The district courtroom granted abstract judgment in favor of AmGUARD, 1 and the Ninth Circuit affirmed. 2 The appellate courtroom held that the coverage language was not ambiguous when learn as a complete and in context. It emphasised that P-1 and P-9G have been listed individually, every with distinct definitions. If P-1 have been meant to incorporate Ansul methods, the courtroom reasoned, then P-9G can be redundant, violating California’s guidelines of contract interpretation. The courtroom additionally rejected the usage of skilled testimony to interpret the authorized that means of insurance coverage coverage language, noting that such issues are for the courtroom, not consultants.
Crucially, the appellate panel dismissed the argument that AmGUARD waived its defenses by not inspecting the property. It cited well-established California legislation holding that an insurer is entitled to depend on representations made within the insurance coverage software and has no obligation to confirm them by way of inspection. The courtroom additional discovered {that a} partial cost and continuation of protection after the loss couldn’t create protection the place none existed underneath the coverage, reaffirming that waiver and estoppel can’t be used to increase protection after a loss.
A number of classes emerge from this case. Essentially the most elementary is that policyholders should strictly adjust to protecting safeguards endorsements or face the chance of no protection when a loss happens. Courts won’t stretch definitions or entertain post-loss arguments that try and recast a constructing’s hearth suppression system as one thing it isn’t.

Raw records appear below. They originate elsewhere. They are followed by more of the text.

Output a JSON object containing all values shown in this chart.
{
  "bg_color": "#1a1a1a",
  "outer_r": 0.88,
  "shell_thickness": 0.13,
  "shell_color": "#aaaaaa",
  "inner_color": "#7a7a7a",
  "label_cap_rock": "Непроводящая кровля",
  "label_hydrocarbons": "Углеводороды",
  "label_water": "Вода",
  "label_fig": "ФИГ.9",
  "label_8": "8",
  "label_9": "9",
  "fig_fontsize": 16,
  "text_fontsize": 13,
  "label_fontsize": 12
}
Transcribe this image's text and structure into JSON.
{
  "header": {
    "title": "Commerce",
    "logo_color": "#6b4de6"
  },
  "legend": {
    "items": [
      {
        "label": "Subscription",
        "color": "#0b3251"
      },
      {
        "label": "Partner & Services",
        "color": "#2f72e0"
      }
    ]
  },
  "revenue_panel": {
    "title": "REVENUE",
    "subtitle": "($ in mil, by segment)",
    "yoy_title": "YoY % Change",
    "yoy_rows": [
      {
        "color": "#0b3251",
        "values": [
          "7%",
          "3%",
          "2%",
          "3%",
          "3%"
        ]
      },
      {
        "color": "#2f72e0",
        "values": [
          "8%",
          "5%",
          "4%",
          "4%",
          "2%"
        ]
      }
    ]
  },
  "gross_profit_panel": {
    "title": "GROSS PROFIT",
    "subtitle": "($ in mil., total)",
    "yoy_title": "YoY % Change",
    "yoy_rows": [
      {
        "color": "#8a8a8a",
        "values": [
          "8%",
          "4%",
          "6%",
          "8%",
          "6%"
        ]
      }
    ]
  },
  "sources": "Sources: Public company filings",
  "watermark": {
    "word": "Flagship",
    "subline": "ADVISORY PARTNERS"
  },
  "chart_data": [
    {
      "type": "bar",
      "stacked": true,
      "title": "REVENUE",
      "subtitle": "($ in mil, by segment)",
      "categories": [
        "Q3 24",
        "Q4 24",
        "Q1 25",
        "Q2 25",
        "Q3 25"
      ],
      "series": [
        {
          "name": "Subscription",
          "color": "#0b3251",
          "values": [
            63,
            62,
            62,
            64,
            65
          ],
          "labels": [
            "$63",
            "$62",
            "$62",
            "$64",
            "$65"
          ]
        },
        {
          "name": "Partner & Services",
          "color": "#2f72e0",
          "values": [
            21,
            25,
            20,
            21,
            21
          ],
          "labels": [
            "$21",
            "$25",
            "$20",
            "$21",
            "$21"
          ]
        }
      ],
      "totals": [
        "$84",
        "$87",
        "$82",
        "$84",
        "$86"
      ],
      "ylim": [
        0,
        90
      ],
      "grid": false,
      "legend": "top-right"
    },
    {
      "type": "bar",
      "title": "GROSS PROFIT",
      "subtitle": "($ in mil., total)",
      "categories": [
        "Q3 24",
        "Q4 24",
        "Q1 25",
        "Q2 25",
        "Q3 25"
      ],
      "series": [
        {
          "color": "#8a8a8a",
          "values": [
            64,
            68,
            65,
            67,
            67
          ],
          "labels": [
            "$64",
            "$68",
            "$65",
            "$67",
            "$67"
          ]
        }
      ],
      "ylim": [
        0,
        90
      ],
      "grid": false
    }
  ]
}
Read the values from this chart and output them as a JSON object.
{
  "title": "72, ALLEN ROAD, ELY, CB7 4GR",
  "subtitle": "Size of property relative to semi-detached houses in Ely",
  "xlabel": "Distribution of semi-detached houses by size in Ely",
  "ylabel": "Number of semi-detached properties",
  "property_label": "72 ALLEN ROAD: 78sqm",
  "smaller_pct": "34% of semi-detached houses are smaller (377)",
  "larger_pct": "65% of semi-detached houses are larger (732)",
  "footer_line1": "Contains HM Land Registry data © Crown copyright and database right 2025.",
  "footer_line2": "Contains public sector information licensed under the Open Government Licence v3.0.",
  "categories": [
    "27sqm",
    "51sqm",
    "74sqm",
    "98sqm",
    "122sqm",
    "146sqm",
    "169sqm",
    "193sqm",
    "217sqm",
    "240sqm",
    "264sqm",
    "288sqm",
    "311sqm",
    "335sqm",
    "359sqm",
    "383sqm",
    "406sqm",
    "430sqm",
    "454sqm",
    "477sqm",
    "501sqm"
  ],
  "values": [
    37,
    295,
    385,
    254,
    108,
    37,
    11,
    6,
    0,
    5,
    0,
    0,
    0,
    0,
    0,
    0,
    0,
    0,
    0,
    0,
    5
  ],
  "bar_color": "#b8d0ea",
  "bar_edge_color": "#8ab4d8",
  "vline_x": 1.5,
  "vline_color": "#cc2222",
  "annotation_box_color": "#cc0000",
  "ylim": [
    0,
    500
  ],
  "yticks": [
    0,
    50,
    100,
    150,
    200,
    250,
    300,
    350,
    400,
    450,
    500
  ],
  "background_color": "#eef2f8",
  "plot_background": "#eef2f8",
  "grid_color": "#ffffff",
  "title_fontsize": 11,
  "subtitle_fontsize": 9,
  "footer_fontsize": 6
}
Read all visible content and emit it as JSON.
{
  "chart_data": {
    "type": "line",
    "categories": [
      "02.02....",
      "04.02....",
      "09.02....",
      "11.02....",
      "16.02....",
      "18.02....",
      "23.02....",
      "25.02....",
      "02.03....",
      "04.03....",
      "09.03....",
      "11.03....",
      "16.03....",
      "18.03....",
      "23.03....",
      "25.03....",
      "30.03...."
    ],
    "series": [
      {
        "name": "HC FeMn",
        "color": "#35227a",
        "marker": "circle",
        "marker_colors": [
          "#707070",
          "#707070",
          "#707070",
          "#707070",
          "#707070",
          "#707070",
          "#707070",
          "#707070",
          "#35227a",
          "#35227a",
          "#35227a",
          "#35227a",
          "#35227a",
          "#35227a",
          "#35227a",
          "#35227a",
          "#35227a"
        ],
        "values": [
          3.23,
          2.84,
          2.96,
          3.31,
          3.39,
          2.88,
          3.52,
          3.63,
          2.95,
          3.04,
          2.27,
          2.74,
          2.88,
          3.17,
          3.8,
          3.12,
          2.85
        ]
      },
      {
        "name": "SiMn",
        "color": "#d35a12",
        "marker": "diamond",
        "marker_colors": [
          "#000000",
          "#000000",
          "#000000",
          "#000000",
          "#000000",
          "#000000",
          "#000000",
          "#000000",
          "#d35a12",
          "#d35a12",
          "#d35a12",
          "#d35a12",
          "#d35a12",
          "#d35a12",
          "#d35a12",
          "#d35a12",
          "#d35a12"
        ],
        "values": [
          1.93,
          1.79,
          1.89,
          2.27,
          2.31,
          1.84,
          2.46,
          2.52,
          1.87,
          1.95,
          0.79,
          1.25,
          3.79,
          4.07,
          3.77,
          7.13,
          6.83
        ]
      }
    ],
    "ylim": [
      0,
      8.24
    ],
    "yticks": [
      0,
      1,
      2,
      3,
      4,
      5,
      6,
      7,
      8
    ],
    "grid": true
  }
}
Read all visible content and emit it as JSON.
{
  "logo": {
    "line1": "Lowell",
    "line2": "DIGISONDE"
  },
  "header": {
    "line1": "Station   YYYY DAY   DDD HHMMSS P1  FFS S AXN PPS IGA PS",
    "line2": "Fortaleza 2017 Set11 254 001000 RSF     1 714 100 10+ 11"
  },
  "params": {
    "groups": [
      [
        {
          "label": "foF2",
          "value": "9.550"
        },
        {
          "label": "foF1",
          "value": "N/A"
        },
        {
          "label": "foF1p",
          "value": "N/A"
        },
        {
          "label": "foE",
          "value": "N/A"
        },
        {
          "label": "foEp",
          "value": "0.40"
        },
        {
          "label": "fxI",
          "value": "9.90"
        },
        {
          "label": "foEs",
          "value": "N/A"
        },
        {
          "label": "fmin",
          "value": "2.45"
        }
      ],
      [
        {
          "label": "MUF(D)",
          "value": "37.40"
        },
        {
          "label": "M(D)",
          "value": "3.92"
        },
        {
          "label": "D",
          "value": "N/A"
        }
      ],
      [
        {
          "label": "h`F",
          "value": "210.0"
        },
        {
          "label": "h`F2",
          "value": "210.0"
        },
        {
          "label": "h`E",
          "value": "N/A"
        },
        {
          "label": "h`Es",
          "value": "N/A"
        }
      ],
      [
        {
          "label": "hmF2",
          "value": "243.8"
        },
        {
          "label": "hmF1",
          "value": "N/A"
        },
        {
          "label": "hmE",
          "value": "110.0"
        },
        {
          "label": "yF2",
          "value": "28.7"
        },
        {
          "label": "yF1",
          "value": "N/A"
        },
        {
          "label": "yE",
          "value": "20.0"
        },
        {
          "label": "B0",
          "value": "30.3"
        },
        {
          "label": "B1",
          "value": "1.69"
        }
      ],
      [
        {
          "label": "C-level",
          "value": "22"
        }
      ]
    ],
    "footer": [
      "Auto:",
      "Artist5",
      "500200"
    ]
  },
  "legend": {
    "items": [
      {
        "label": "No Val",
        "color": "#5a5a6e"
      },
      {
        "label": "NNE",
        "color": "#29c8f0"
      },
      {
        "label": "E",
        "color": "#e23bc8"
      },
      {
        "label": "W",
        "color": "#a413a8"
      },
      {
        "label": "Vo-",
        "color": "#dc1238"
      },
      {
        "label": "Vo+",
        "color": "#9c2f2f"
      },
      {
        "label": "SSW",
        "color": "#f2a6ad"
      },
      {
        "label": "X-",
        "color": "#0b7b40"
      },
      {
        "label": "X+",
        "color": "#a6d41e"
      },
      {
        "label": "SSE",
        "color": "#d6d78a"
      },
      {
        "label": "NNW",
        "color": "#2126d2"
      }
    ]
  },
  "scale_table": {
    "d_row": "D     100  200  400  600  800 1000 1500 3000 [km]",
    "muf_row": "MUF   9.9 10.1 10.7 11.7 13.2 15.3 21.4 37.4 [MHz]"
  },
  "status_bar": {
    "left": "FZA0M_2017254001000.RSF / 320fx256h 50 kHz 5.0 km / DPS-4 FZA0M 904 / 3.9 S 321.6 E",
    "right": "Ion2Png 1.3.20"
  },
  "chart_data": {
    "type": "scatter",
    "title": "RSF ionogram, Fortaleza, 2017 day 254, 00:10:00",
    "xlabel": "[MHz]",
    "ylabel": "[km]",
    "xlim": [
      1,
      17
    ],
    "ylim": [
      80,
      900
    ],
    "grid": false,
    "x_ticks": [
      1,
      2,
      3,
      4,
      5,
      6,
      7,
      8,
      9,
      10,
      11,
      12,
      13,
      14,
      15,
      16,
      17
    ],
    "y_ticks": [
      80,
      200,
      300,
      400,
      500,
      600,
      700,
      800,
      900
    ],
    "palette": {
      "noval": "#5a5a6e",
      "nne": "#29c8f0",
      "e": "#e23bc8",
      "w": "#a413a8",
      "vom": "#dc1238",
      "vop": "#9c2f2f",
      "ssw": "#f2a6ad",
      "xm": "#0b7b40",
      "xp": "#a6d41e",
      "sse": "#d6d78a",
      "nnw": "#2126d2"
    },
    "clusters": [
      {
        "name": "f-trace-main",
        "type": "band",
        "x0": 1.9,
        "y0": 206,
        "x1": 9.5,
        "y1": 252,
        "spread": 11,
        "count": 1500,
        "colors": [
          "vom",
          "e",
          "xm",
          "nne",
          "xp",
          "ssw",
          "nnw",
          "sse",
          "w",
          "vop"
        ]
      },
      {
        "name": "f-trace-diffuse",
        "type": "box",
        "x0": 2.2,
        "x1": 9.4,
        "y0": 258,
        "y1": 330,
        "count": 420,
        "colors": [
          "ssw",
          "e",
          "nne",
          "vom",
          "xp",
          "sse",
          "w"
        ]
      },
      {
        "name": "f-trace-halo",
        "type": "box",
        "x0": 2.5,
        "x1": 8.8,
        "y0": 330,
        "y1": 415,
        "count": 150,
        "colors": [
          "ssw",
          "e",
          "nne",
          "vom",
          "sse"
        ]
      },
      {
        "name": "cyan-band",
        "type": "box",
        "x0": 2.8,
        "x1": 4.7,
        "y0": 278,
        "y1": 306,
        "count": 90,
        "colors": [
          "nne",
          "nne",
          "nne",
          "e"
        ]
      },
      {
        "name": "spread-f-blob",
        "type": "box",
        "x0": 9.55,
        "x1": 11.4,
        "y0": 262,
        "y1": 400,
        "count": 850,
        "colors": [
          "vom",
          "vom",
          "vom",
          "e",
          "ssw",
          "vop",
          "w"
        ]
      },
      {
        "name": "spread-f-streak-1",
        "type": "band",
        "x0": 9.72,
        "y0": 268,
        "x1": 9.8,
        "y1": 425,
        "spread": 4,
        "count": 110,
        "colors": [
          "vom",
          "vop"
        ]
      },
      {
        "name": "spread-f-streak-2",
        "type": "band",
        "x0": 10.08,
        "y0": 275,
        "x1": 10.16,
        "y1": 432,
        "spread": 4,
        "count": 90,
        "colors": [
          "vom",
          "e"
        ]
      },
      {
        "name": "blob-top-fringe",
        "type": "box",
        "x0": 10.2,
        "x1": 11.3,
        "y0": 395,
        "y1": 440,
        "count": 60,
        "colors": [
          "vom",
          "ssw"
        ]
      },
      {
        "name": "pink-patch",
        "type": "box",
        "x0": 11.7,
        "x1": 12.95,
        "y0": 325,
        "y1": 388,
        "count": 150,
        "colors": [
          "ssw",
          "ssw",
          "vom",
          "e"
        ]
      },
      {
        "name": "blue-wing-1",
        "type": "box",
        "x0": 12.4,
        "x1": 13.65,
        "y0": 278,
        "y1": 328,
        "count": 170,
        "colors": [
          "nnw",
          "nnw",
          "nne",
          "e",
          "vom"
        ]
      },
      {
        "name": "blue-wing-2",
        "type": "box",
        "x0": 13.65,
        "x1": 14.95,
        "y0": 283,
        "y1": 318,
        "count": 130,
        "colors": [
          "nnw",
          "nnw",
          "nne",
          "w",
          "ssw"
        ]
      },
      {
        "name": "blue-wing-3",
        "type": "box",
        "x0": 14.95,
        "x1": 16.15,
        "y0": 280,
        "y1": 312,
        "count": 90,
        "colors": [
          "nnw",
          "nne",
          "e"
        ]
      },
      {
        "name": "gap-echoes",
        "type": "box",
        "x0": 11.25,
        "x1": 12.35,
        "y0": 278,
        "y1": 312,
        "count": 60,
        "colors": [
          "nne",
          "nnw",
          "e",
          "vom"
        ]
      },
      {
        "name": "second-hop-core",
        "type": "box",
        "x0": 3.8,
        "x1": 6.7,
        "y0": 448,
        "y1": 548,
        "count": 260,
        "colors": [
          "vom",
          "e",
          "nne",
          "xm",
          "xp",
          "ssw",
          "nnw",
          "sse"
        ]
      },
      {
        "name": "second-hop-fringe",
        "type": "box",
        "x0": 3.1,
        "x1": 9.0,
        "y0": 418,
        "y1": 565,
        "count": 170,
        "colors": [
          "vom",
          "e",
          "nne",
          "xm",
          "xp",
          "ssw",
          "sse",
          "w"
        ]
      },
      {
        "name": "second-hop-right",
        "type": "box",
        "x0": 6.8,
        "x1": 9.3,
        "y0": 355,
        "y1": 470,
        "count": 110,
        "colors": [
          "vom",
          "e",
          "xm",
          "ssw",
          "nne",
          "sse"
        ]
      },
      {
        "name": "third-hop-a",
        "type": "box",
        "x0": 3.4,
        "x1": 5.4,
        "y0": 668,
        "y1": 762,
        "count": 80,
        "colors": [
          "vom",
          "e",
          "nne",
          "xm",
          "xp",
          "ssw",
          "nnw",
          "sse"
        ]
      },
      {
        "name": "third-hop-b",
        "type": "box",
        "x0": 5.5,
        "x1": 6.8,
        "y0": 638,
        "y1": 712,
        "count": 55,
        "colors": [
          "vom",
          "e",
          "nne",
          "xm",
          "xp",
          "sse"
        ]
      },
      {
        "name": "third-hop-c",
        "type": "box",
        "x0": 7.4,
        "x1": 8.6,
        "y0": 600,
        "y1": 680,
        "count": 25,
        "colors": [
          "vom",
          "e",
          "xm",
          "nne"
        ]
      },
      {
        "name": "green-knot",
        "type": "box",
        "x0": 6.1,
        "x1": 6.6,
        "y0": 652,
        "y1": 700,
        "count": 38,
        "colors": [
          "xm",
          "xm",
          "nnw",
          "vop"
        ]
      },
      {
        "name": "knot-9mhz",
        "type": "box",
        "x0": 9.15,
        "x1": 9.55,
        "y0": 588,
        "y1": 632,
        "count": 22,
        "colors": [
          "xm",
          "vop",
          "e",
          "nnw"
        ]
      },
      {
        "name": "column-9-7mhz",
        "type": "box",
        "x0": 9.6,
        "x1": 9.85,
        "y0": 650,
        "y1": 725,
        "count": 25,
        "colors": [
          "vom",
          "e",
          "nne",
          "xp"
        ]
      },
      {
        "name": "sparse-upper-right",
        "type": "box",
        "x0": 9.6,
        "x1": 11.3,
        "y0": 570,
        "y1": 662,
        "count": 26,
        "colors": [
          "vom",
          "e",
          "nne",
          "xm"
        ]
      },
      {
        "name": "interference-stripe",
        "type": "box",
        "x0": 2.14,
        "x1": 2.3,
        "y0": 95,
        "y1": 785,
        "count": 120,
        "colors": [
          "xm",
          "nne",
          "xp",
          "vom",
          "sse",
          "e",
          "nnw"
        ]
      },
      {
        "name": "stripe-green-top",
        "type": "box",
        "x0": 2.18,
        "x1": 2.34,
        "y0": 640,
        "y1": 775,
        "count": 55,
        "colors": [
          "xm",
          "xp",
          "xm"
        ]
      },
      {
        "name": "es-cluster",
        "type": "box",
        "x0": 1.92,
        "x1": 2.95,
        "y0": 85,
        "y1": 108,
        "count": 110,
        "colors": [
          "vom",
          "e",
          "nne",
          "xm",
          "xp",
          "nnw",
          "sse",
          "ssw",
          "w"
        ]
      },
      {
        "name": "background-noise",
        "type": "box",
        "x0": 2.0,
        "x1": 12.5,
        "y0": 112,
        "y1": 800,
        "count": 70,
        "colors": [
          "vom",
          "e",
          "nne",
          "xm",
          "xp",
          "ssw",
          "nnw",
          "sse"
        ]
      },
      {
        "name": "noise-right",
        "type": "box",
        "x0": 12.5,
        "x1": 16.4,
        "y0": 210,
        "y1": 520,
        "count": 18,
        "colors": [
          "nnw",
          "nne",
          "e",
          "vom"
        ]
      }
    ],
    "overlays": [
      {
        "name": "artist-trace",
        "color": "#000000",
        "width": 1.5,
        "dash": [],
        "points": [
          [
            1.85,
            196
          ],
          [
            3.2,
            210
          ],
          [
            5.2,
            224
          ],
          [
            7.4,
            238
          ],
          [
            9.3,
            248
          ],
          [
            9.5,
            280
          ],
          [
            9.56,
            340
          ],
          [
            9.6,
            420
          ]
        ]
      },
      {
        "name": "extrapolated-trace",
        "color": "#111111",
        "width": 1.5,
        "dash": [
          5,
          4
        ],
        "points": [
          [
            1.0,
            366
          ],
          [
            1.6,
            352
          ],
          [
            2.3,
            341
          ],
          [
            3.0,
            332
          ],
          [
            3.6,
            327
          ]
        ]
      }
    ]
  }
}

Second, it isn’t the duty of insurers to verify whether or not safeguards are in place or operational earlier than issuing a coverage. If a misrepresentation is made in an software, deliberately or inadvertently, the burden stays on the insured.
Third, even when insurers make post-loss funds or keep protection, this doesn’t equate to a waiver of their proper to disclaim claims if protection by no means existed. Many states do comply with the rule that duties after loss and exclusions might be waived by cost.
For property house owners and people who help them in managing their insurance coverage relationships, Razuki is a potent reminder to learn each phrase of a coverage and perceive the precise methods it requires. When protecting safeguards are a part of the discount, failing to satisfy these situations can lead to the whole lack of protection when it’s wanted most. Protecting safeguards aren’t protected. They’re harmful to protection.
Thought For The Day
“In case you are not keen to threat the weird, you’ll have to accept the extraordinary.”
—Jim Rohn
1 Razuki v. AmGUARD Ins. Co., No. 3:21-cv-01983 (S.D. Cal. Mar. 18, 2024).
2 Razuki v. AmGUARD Ins. Co., No. 24-2352 (9th Cir. June 6, 2025).